On May 25th, the World Health Organization (WHO) approved a resolution that represented a major win for transgender rights: what is known as “gender identity disorder” has been removed from the International Classification of Diseases (ICD-11) and re-classified as “gender incongruence.” What this resolution means is that it has been finally recognized that being transgender is not a mental health condition.
Gender incongruence can be described as a feeling of anguish when an individual’s identity conflicts with the sex they were assigned at birth.
According to Lale Say, Coordinator of WHO’s Department of Reproductive Health and Research, the reclassification will “reduce the stigma” while ensuring “access to necessary health interventions.” Indeed, discrimination is a major barrier to accessing prevention services, HIV testing, treatment and care for transgender people. According to a poll conducted by NPR, the Robert Wood Johnson Foundation, and the Harvard T.H. Chan School of Public Health, in the US “nearly a quarter [of transgender people] say they have avoided doctors or health care out of concern they would be discriminated against (22%), and 31% say they have no regular doctor or form of health care.” In many countries, the number of transgender people not seeking care or being denied care is higher.

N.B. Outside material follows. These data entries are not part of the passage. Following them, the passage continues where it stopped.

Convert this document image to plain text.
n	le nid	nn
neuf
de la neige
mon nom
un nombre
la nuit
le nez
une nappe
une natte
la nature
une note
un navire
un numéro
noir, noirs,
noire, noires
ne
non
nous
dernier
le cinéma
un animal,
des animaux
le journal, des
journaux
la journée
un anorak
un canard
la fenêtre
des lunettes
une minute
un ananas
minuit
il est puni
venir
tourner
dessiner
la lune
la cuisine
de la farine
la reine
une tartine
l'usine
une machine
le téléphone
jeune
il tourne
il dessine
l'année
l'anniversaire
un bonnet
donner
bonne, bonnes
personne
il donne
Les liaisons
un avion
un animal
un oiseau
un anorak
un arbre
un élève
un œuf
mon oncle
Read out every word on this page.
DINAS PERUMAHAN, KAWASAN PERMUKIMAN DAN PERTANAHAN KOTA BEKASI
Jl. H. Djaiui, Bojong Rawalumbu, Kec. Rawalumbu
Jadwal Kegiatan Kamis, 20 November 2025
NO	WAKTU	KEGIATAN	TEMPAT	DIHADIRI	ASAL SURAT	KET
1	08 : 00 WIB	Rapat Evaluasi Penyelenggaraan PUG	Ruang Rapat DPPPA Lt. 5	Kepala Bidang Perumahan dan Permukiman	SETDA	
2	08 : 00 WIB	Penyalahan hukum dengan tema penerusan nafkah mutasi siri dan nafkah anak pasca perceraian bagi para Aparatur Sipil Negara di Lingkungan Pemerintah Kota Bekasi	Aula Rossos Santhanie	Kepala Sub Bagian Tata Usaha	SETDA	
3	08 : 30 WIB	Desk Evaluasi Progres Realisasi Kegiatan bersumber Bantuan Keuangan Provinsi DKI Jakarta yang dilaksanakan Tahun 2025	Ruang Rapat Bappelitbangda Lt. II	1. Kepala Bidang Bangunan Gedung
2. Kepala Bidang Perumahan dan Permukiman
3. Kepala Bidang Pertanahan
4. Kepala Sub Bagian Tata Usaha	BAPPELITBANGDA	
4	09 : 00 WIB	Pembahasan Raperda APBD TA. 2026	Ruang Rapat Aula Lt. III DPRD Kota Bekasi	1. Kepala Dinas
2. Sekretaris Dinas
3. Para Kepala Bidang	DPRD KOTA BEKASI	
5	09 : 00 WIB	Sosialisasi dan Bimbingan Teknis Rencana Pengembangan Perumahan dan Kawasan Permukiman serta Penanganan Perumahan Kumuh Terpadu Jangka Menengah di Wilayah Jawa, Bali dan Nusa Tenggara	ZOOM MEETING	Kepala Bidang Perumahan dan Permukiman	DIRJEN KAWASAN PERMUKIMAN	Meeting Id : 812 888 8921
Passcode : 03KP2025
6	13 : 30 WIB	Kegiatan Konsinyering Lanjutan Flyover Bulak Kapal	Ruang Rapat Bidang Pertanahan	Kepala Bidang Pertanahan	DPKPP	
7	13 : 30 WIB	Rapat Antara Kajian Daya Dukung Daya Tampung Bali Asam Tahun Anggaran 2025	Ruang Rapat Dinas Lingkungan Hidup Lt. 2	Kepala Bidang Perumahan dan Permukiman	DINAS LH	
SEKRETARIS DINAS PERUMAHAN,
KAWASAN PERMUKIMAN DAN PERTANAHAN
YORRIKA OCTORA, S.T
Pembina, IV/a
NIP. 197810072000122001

The UN experts welcomed the “major breakthrough” and called on States to follow the WHO’s lead, to review their medical classifications and take strong proactive measures to de-stigmatize gender non-conforming people. As they observed, denying the existence of diversity or lifestyle choices “leads to violence, including so-called ‘corrective rape’ and ‘conversion therapy’, and to forced, coercive and otherwise involuntary treatments and procedures to ‘normalise’ sexual attraction or human bodies”. Indeed, according to Human Rights Campaign, 26 transgender people were killed because of their gender identity in 2018. In other instances, people’s transgender status put them at risk in other ways, such as forcing them into unemployment, poverty, homelessness and/or slavery.
“It is time for the world to recognize and celebrate the rich diversity of human nature,” the UN experts concluded. We can hope that many country leaders will echo this statement and promote an all-gender inclusive society.